Scaramucci, who anticipated a $500,000 Bitcoin in June 2022, shared the story in a panel discussion at Consensus 2023, titled ‘FTX: What happened?’, saying he wanted to contextualise the fraudulent collapse of the second largest crypto exchange last November.

He said:

I’ve had some time to talk with CZ about the situation. I think ultimately some people are of the belief that CZ put Sam out of business. That is not the case, and so I just want to state that explicitly.

Scaramucci said he doesn’t believe Binance CEO Changpeng Zhao tried to bankrupt FTX, but that he was instead reacting to disclosures that were becoming public, and to statements that Sam was making in meetings with industry insiders.

Referring to a fundraising tour with SBF to Riyadh, Dubai and Abu Dhabi in October 2022, he said:

Weirdly, the trip that we took to the Middle East sort of catalysed all of this. Sam was saying some things in some meetings [..] in Dubai that were derogatory of CZ.

Scaramucci said that CZ wasn’t thrilled when he heard Sam’s comments. He was “very upfront on Twitter that there was obviously a problem,” and CZ decided to put his FTT tokens up for sale.

But if Sam was running the business appropriately, and he wasn’t participating in the nefarious ways that he was in the business, the business would have been fine. Some people have got on a stage like this and said ‘well, CZ put Sam out of business.’ No, Sam put Sam out of business, by the way he ran that business.

Scaramucci put into words what many have already stated on Twitter and elsewhere; that SBF’s fraudulent behaviour was the direct cause of his own downfall, and that of everyone affiliated with him.

On Nov. 7, Scaramucci was in Sarasota, Florida, when he heard “rumblings” that something was wrong at FTX. The exchange had bought a 30% stake in SkyBridge, so Scaramucci was more or less partnered with Sam. This meant Scaramucci had a vested interest in seeing FTX perform, besides having direct access to the highest levels of the company’s board.

Scaramucci continued:

I got back to New York and I spoke to Sam’s dad about the problem. It was intimated to me that it was an asset-liability mismatch, that they were meeting redemptions and there were assets available, but they weren’t necessarily liquid and they needed time to get the liquidity, and they were looking for some rescue finance.

When Scaramucci asked Joseph Bankman how much they needed, he was taken aback at the response. He said:

They were talking about a billion dollars, which seemed a lot of money, but certainly would be manageable in the context of the size of the business. But later in the evening, that number went from $1 billion to $4.5 billion.
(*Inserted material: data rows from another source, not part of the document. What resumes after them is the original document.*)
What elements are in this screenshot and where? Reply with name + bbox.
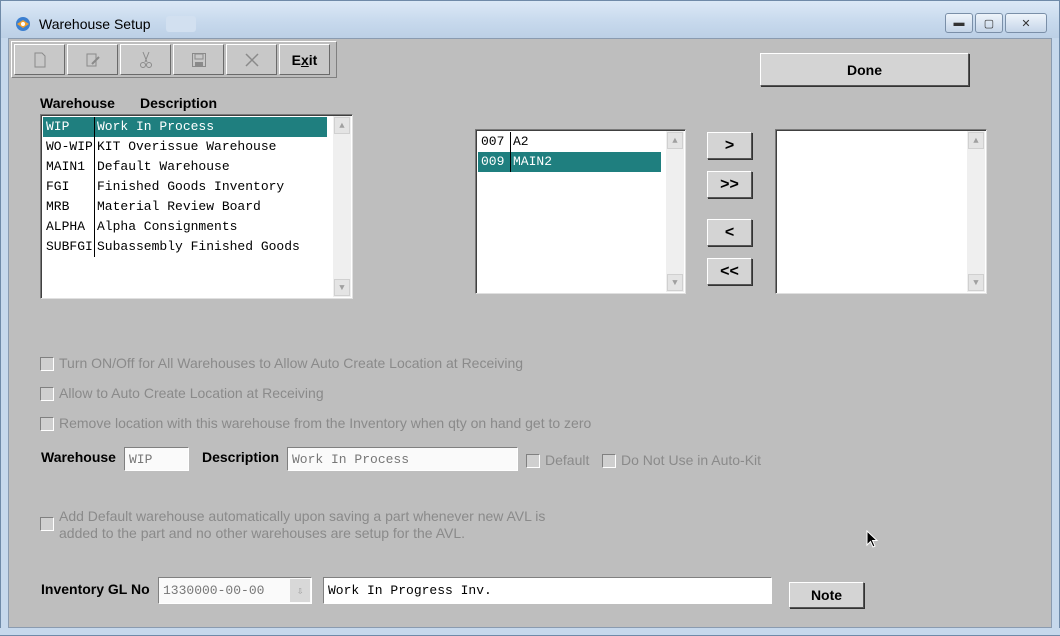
selected-warehouse-list[interactable]: ▲ ▼: [775, 129, 987, 294]
scroll-up-icon[interactable]: ▲: [667, 132, 683, 149]
available-warehouse-row[interactable]: 007 A2: [478, 132, 661, 152]
note-button[interactable]: Note: [789, 582, 864, 608]
warehouse-code: MRB: [43, 197, 95, 217]
save-icon: [191, 52, 206, 67]
gl-description-field[interactable]: Work In Progress Inv.: [323, 577, 772, 604]
minimize-icon: ▬: [953, 17, 965, 29]
warehouse-description: Material Review Board: [97, 199, 261, 214]
description-field-label: Description: [202, 449, 280, 465]
edit-button[interactable]: [67, 44, 118, 75]
warehouse-row[interactable]: MRB Material Review Board: [43, 197, 327, 217]
available-warehouse-description: MAIN2: [511, 152, 661, 172]
selected-list-scrollbar[interactable]: ▲ ▼: [967, 131, 985, 292]
close-icon: ✕: [1021, 17, 1031, 30]
warehouse-description: Default Warehouse: [97, 159, 230, 174]
maximize-icon: ▢: [983, 17, 995, 30]
scissors-icon: [139, 51, 152, 68]
available-warehouse-code: 007: [478, 132, 511, 152]
warehouse-description: Work In Process: [95, 117, 327, 137]
warehouse-column-header: Warehouse: [40, 95, 115, 111]
warehouse-row[interactable]: WIP Work In Process: [43, 117, 327, 137]
warehouse-code: MAIN1: [43, 157, 95, 177]
warehouse-code: ALPHA: [43, 217, 95, 237]
available-warehouse-description: A2: [513, 134, 529, 149]
remove-location-option[interactable]: Remove location with this warehouse from…: [40, 415, 591, 431]
all-auto-create-checkbox[interactable]: [40, 357, 54, 371]
new-document-icon: [34, 52, 45, 67]
remove-location-checkbox[interactable]: [40, 417, 54, 431]
exit-button[interactable]: Exit: [279, 44, 330, 75]
description-column-header: Description: [140, 95, 218, 111]
add-default-warehouse-checkbox[interactable]: [40, 517, 54, 531]
warehouse-list[interactable]: SUBFGI Subassembly Finished Goods ALPHA Alp…: [40, 114, 353, 299]
add-default-line2: added to the part and no other warehouse…: [59, 525, 466, 541]
title-bar: Warehouse Setup ▬ ▢ ✕: [0, 0, 1060, 38]
delete-button[interactable]: [226, 44, 277, 75]
warehouse-field-label: Warehouse: [41, 449, 116, 465]
warehouse-row[interactable]: SUBFGI Subassembly Finished Goods: [43, 237, 327, 257]
minimize-button[interactable]: ▬: [945, 13, 973, 33]
add-all-button[interactable]: >>: [707, 171, 752, 198]
new-button[interactable]: [14, 44, 65, 75]
done-button[interactable]: Done: [760, 53, 969, 86]
auto-create-option[interactable]: Allow to Auto Create Location at Receivi…: [40, 385, 324, 401]
all-auto-create-option[interactable]: Turn ON/Off for All Warehouses to Allow …: [40, 355, 523, 371]
inventory-gl-field[interactable]: 1330000-00-00 ⇩: [158, 577, 312, 604]
cut-button[interactable]: [120, 44, 171, 75]
save-button[interactable]: [173, 44, 224, 75]
add-default-line1: Add Default warehouse automatically upon…: [59, 508, 546, 524]
available-list-scrollbar[interactable]: ▲ ▼: [666, 131, 684, 292]
auto-create-checkbox[interactable]: [40, 387, 54, 401]
description-field[interactable]: Work In Process: [287, 447, 518, 471]
warehouse-code-field[interactable]: WIP: [124, 447, 189, 471]
warehouse-code: WIP: [43, 117, 95, 137]
scroll-up-icon[interactable]: ▲: [968, 132, 984, 149]
add-default-warehouse-option[interactable]: Add Default warehouse automatically upon…: [40, 508, 545, 542]
warehouse-list-scrollbar[interactable]: ▲ ▼: [333, 116, 351, 297]
default-checkbox[interactable]: [526, 454, 540, 468]
window-frame-left: [0, 38, 8, 636]
warehouse-code: SUBFGI: [43, 237, 95, 257]
scroll-down-icon[interactable]: ▼: [334, 279, 350, 296]
warehouse-row[interactable]: WO-WIP KIT Overissue Warehouse: [43, 137, 327, 157]
default-option[interactable]: Default: [526, 452, 589, 468]
warehouse-description: Alpha Consignments: [97, 219, 238, 234]
delete-x-icon: [244, 52, 259, 67]
exit-label: Exit: [291, 51, 318, 68]
no-autokit-option[interactable]: Do Not Use in Auto-Kit: [602, 452, 761, 468]
add-one-button[interactable]: >: [707, 132, 752, 159]
available-warehouse-code: 009: [478, 152, 511, 172]
toolbar: Exit: [11, 41, 337, 78]
window-frame-bottom: [0, 628, 1060, 636]
mouse-cursor-icon: [866, 530, 879, 548]
window-title: Warehouse Setup: [39, 16, 151, 32]
gl-lookup-arrow-icon[interactable]: ⇩: [290, 579, 310, 602]
warehouse-description: Finished Goods Inventory: [97, 179, 285, 194]
remove-all-button[interactable]: <<: [707, 258, 752, 285]
warehouse-row[interactable]: ALPHA Alpha Consignments: [43, 217, 327, 237]
warehouse-row[interactable]: MAIN1 Default Warehouse: [43, 157, 327, 177]
maximize-button[interactable]: ▢: [975, 13, 1003, 33]
warehouse-description: KIT Overissue Warehouse: [97, 139, 277, 154]
no-autokit-checkbox[interactable]: [602, 454, 616, 468]
close-button[interactable]: ✕: [1005, 13, 1047, 33]
window-frame-right: [1052, 38, 1060, 636]
warehouse-code: WO-WIP: [43, 137, 95, 157]
available-warehouse-row[interactable]: 009 MAIN2: [478, 152, 661, 172]
warehouse-row[interactable]: FGI Finished Goods Inventory: [43, 177, 327, 197]
edit-icon: [86, 53, 100, 66]
scroll-down-icon[interactable]: ▼: [968, 274, 984, 291]
scroll-down-icon[interactable]: ▼: [667, 274, 683, 291]
warehouse-code: FGI: [43, 177, 95, 197]
inventory-gl-label: Inventory GL No: [41, 581, 150, 597]
scroll-up-icon[interactable]: ▲: [334, 117, 350, 134]
app-icon: [16, 17, 30, 31]
remove-one-button[interactable]: <: [707, 219, 752, 246]
warehouse-description: Subassembly Finished Goods: [97, 239, 300, 254]
available-warehouse-list[interactable]: 009 MAIN2 007 A2 ▲ ▼: [475, 129, 686, 294]
title-redacted: [166, 16, 196, 32]
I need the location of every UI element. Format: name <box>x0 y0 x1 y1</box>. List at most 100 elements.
Scaramucci said he realised that there was clearly a problem at the moment, “and it’s a bigger problem than they want to admit to.” He decided to book a flight to the Bahamas that same evening to see what was going on for himself. “I put my name and reputation at stake,” he said. “I introduced Sam to a lot of people. I organised a dinner for the likes of Tony Blair and Bill Clinton and a whole host of luminaries one short year ago.”

Scaramucci said that when he reached FTX’s Albany compound, he witnessed desperation and despair. “I would say that the war room was despondent,” he said.
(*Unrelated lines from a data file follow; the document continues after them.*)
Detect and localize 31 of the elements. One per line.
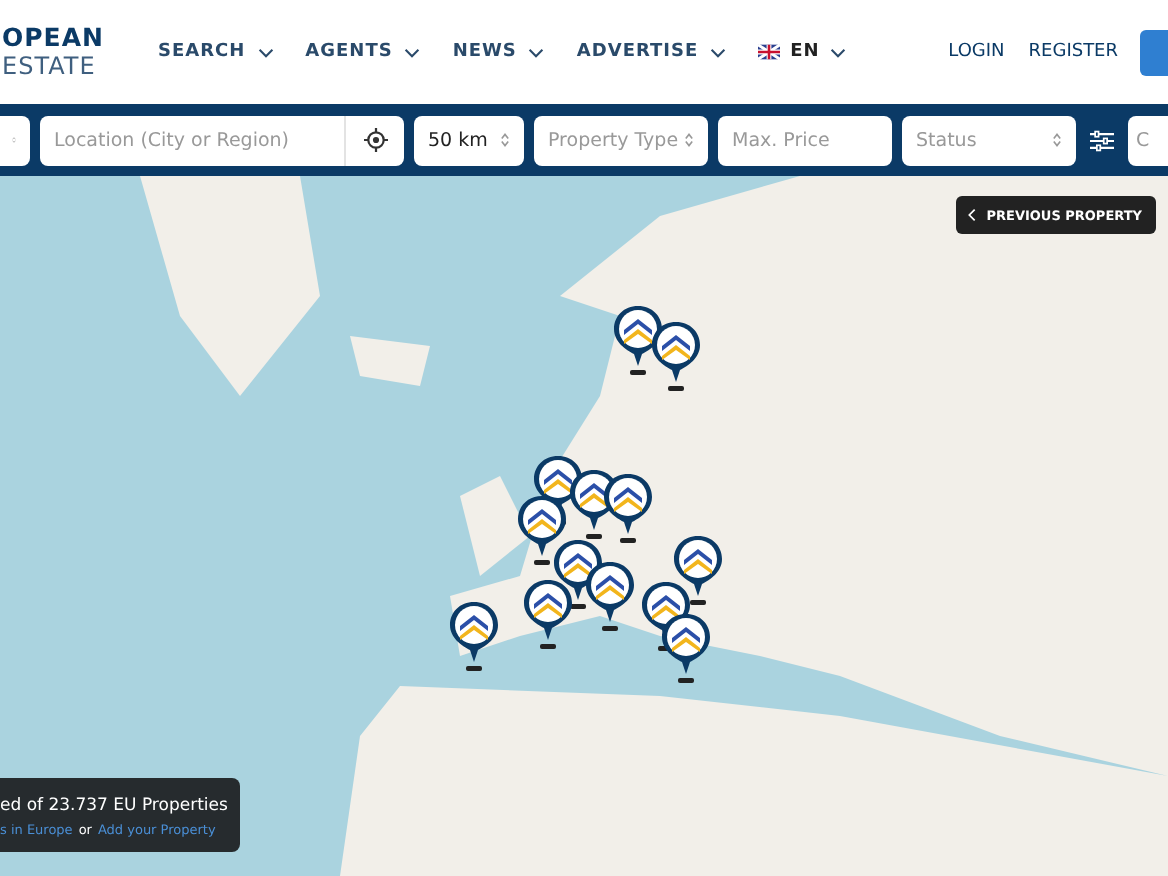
map-marker[interactable] — [602, 472, 654, 544]
nav-menu-item[interactable]: NEWS — [452, 42, 545, 62]
logo-text[interactable]: OPEAN — [2, 24, 130, 52]
sort-arrows-icon — [1052, 132, 1062, 148]
sort-arrows-icon — [684, 132, 694, 148]
chevron-down-icon — [528, 47, 545, 57]
chevron-down-icon — [829, 47, 846, 57]
chevron-down-icon — [404, 47, 421, 57]
nav-menu-item[interactable]: AGENTS — [305, 42, 421, 62]
map-marker[interactable] — [522, 578, 574, 650]
map-marker[interactable] — [448, 600, 500, 672]
map-marker[interactable] — [660, 611, 712, 684]
flag-icon — [758, 44, 781, 60]
nav-menu-item[interactable]: SEARCH — [158, 42, 274, 62]
select-field[interactable]: 50 km — [414, 115, 524, 165]
select-field[interactable] — [0, 115, 30, 165]
map-marker[interactable] — [584, 560, 636, 632]
property-count-text: ed of 23.737 EU Properties — [0, 793, 228, 817]
header-button[interactable] — [1140, 29, 1168, 75]
account-link[interactable]: LOGIN — [948, 42, 1005, 62]
nav-menu-item[interactable]: ADVERTISE — [576, 42, 727, 62]
language-selector[interactable]: EN — [758, 42, 846, 62]
logo-text[interactable]: ESTATE — [2, 52, 130, 80]
account-link[interactable]: REGISTER — [1028, 42, 1118, 62]
chevron-left-icon — [968, 208, 977, 222]
locate-icon — [363, 128, 387, 152]
sort-arrows-icon — [500, 132, 510, 148]
chevron-down-icon — [710, 47, 727, 57]
map-marker[interactable] — [516, 494, 568, 566]
map-marker[interactable] — [650, 320, 702, 392]
chevron-down-icon — [257, 47, 274, 57]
It was clear to a few people that there was a very small group of people that had done some things that they didn’t let the other group of people into. Sam was there, he looked disassociated, he was apologizing to me for what happened, he was claiming that it was mislabelling. Remember, this is now Tuesday [Nov. 8], and there was some discussion in the early morning about CZ buying the business. But I think once CZ got to look at the business, that non-binding letter that they signed, he realized that it was not possible to really buy that business.

Only three days after this moment, FTX and all its subsidiaries filed for bankruptcy.
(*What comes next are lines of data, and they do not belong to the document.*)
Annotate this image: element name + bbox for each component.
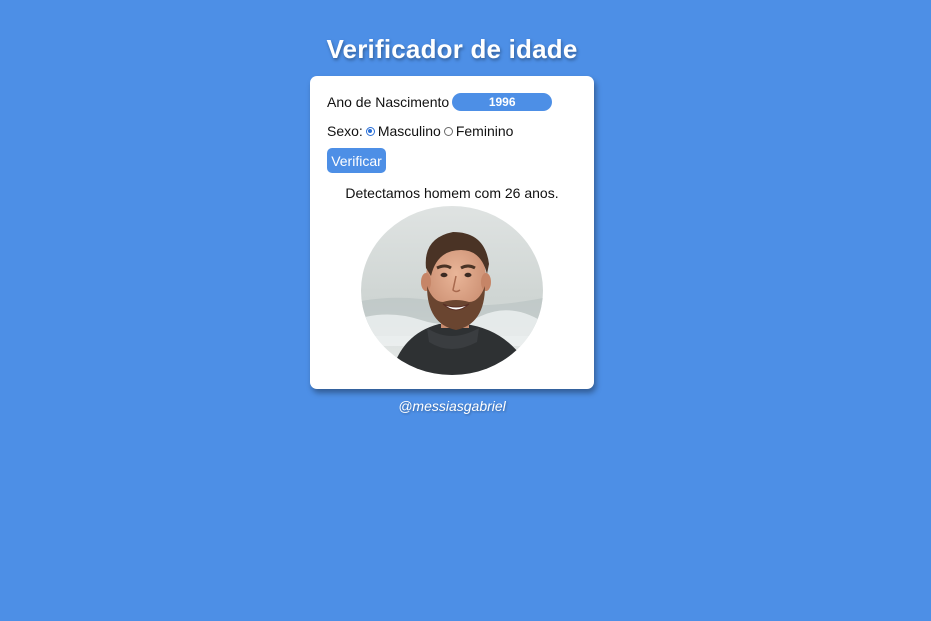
birth-year-label: Ano de Nascimento [327,94,450,110]
radio-feminino[interactable] [443,126,453,136]
radio-masculino[interactable] [365,126,375,136]
result-message: Detectamos homem com 26 anos. [345,185,559,201]
sex-label: Sexo: [327,123,363,139]
verify-button[interactable]: Verificar [327,148,386,173]
author-credit[interactable]: @messiasgabriel [310,398,594,414]
verifier-card: Ano de Nascimento Sexo: Masculino Femini… [310,76,594,389]
birth-year-input[interactable] [452,93,553,111]
bearded-man-photo-icon [361,206,543,375]
radio-feminino-label[interactable]: Feminino [456,123,514,139]
radio-masculino-label[interactable]: Masculino [378,123,441,139]
sex-row: Sexo: Masculino Feminino [327,122,513,140]
result-photo [361,206,543,375]
birth-year-row: Ano de Nascimento [327,93,553,111]
page-title: Verificador de idade [326,34,578,64]
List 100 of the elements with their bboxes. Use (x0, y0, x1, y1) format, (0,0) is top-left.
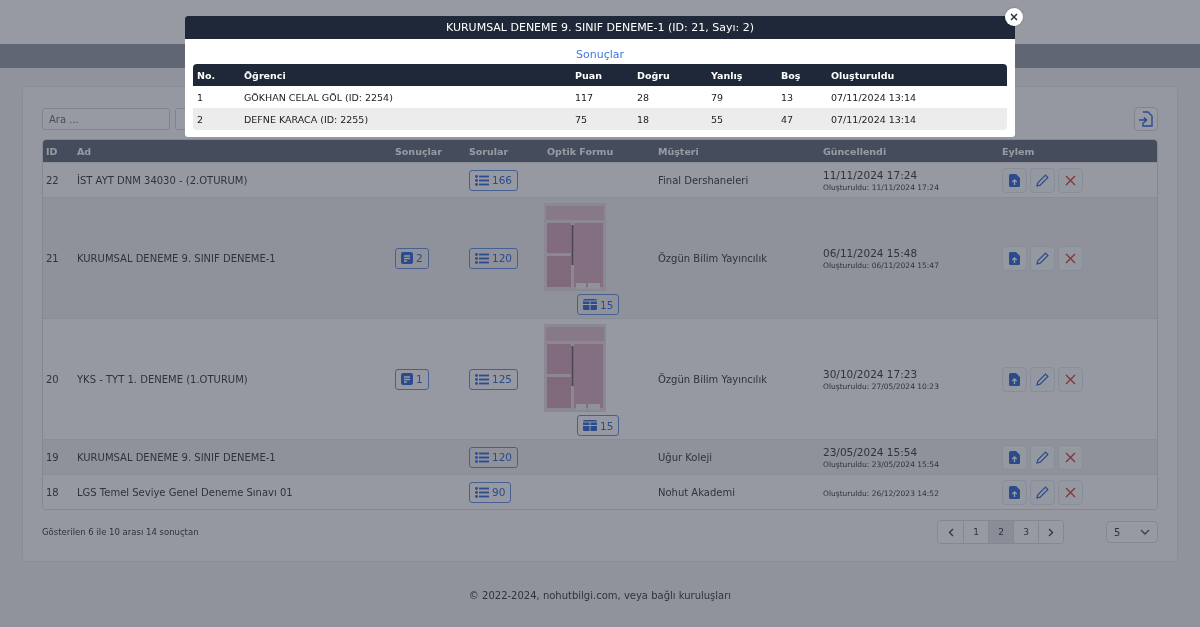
list-icon (475, 252, 489, 264)
results-button[interactable]: 2 (395, 247, 429, 269)
updated-date: 30/10/2024 17:23 (823, 367, 919, 380)
table-cell-text: 75 (574, 113, 589, 125)
upload-button[interactable] (1002, 167, 1027, 193)
pencil-icon (1036, 372, 1049, 386)
file-upload-icon (1009, 173, 1020, 187)
table-cell-text: GÖKHAN CELAL GÖL (ID: 2254) (243, 91, 394, 103)
table-icon (583, 420, 597, 431)
delete-button[interactable] (1058, 167, 1083, 193)
delete-button[interactable] (1058, 479, 1083, 505)
edit-button[interactable] (1030, 479, 1055, 505)
name-cell-text: İST AYT DNM 34030 - (2.OTURUM) (76, 174, 249, 186)
upload-button[interactable] (1002, 444, 1027, 470)
id-cell-text: 21 (45, 252, 60, 264)
column-header: Öğrenci (243, 69, 287, 81)
file-upload-icon (1009, 372, 1020, 386)
upload-button[interactable] (1002, 245, 1027, 271)
form-button[interactable]: 15 (577, 294, 620, 315)
close-icon (1010, 13, 1018, 21)
questions-button[interactable]: 120 (469, 247, 519, 269)
file-upload-icon (1009, 251, 1020, 265)
customer-cell-text: Nohut Akademi (657, 486, 736, 498)
close-icon (1065, 252, 1076, 264)
file-upload-icon (1009, 485, 1020, 499)
customer-cell-text: Final Dershaneleri (657, 174, 750, 186)
section-title: Sonuçlar (576, 48, 624, 61)
optic-header: Optik Formu (546, 145, 615, 157)
search-field[interactable]: Ara ... (42, 108, 170, 130)
table-cell-text: 18 (636, 113, 651, 125)
id-cell-text: 19 (45, 451, 60, 463)
name-cell-text: KURUMSAL DENEME 9. SINIF DENEME-1 (76, 252, 277, 264)
questions-button[interactable]: 166 (469, 169, 519, 191)
column-header: No. (196, 69, 217, 81)
column-header: Oluşturuldu (830, 69, 896, 81)
customer-cell-text: Özgün Bilim Yayıncılık (657, 373, 768, 385)
pencil-icon (1036, 173, 1049, 187)
form-button[interactable]: 15 (577, 415, 620, 436)
table-cell-text: 117 (574, 91, 595, 103)
close-icon (1065, 373, 1076, 385)
updated-header: Güncellendi (822, 145, 888, 157)
list-icon (475, 486, 489, 498)
id-cell-text: 22 (45, 174, 60, 186)
name-cell-text: LGS Temel Seviye Genel Deneme Sınavı 01 (76, 486, 294, 498)
edit-button[interactable] (1030, 444, 1055, 470)
name-header: Ad (76, 145, 93, 157)
delete-button[interactable] (1058, 245, 1083, 271)
customer-cell-text: Özgün Bilim Yayıncılık (657, 252, 768, 264)
table-cell-text: 28 (636, 91, 651, 103)
chevron-left-icon (947, 527, 954, 537)
questions-header: Sorular (468, 145, 510, 157)
edit-button[interactable] (1030, 366, 1055, 392)
page-button[interactable]: 2 (988, 521, 1013, 543)
questions-button[interactable]: 90 (469, 481, 512, 503)
file-upload-icon (1009, 450, 1020, 464)
table-cell-text: 1 (196, 91, 205, 103)
upload-button[interactable] (1002, 366, 1027, 392)
delete-button[interactable] (1058, 444, 1083, 470)
pencil-icon (1036, 251, 1049, 265)
table-cell-text: 55 (710, 113, 725, 125)
table-icon (583, 299, 597, 310)
pencil-icon (1036, 450, 1049, 464)
table-cell-text: 47 (780, 113, 795, 125)
actions-header: Eylem (1001, 145, 1036, 157)
report-icon (401, 252, 413, 264)
results-button[interactable]: 1 (395, 368, 429, 390)
column-header: Doğru (636, 69, 671, 81)
list-icon (475, 174, 489, 186)
chevron-right-icon (1048, 527, 1054, 537)
table-cell-text: DEFNE KARACA (ID: 2255) (243, 113, 370, 125)
name-cell-text: YKS - TYT 1. DENEME (1.OTURUM) (76, 373, 249, 385)
edit-button[interactable] (1030, 245, 1055, 271)
customer-header: Müşteri (657, 145, 700, 157)
results-summary: Gösterilen 6 ile 10 arası 14 sonuçtan (42, 527, 199, 537)
column-header: Yanlış (710, 69, 744, 81)
results-header: Sonuçlar (394, 145, 443, 157)
id-header: ID (45, 145, 59, 157)
copyright-text: © 2022-2024, nohutbilgi.com, veya bağlı kuruluşları (468, 590, 732, 601)
table-cell-text: 07/11/2024 13:14 (830, 113, 918, 125)
upload-button[interactable] (1002, 479, 1027, 505)
table-cell-text: 2 (196, 113, 205, 125)
file-import-icon (1138, 111, 1154, 127)
updated-date: 11/11/2024 17:24 (823, 168, 919, 181)
close-icon (1065, 174, 1076, 186)
column-header: Puan (574, 69, 603, 81)
import-button[interactable] (1134, 107, 1158, 131)
updated-date: 06/11/2024 15:48 (823, 246, 919, 259)
modal-title: KURUMSAL DENEME 9. SINIF DENEME-1 (ID: 21, Sayı: 2) (446, 21, 754, 34)
report-icon (401, 373, 413, 385)
table-cell-text: 79 (710, 91, 725, 103)
delete-button[interactable] (1058, 366, 1083, 392)
next-page-button[interactable] (1038, 521, 1063, 543)
pencil-icon (1036, 485, 1049, 499)
chevron-down-icon (1140, 529, 1150, 535)
close-icon (1065, 486, 1076, 498)
questions-button[interactable]: 125 (469, 368, 519, 390)
list-icon (475, 451, 489, 463)
page-size-select[interactable]: 5 (1106, 521, 1158, 543)
questions-button[interactable]: 120 (469, 446, 519, 468)
edit-button[interactable] (1030, 167, 1055, 193)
Perhaps hoping for an outcome that might bring the defunct exchange back online, Scaramucci added that when the full story is out, he expects it to be a small number of wrongdoers to be responsible.

“If you look at the Madoff situation, three or four people in a closed loop,” he said.

I think as this story unfolds, if it eventually gets to trial, you’ll see that it was three or four people in a closed loop that perpetrated the crime. And obviously, it’s in the paper and the Department of Justice has announced this, three of those four people have already pled guilty.

“It’ll be very interesting to see how Sam makes the decision on his own plea. He’s saying he’s innocent for now… we’ll have to see if it gets to trial.”

Under the exchange’s new CEO, John Ray, recovered $7.3 billion in cash and liquid reserves, an uptick of over $800 million by April 13. This is in large part due to the market-wide recovery in Q1 2023, which saw crypto asset valuations increase across the board. FTX is negotiating with stakeholders about its options for the future, and what a reboot might look like for the exchange. However, it remains to be seen whether FTX users will ever trust the tainted brand name again.

The next status conference for Bankman-Fried’s case is set for June 15. The criminal trial will begin on October 2, 2023.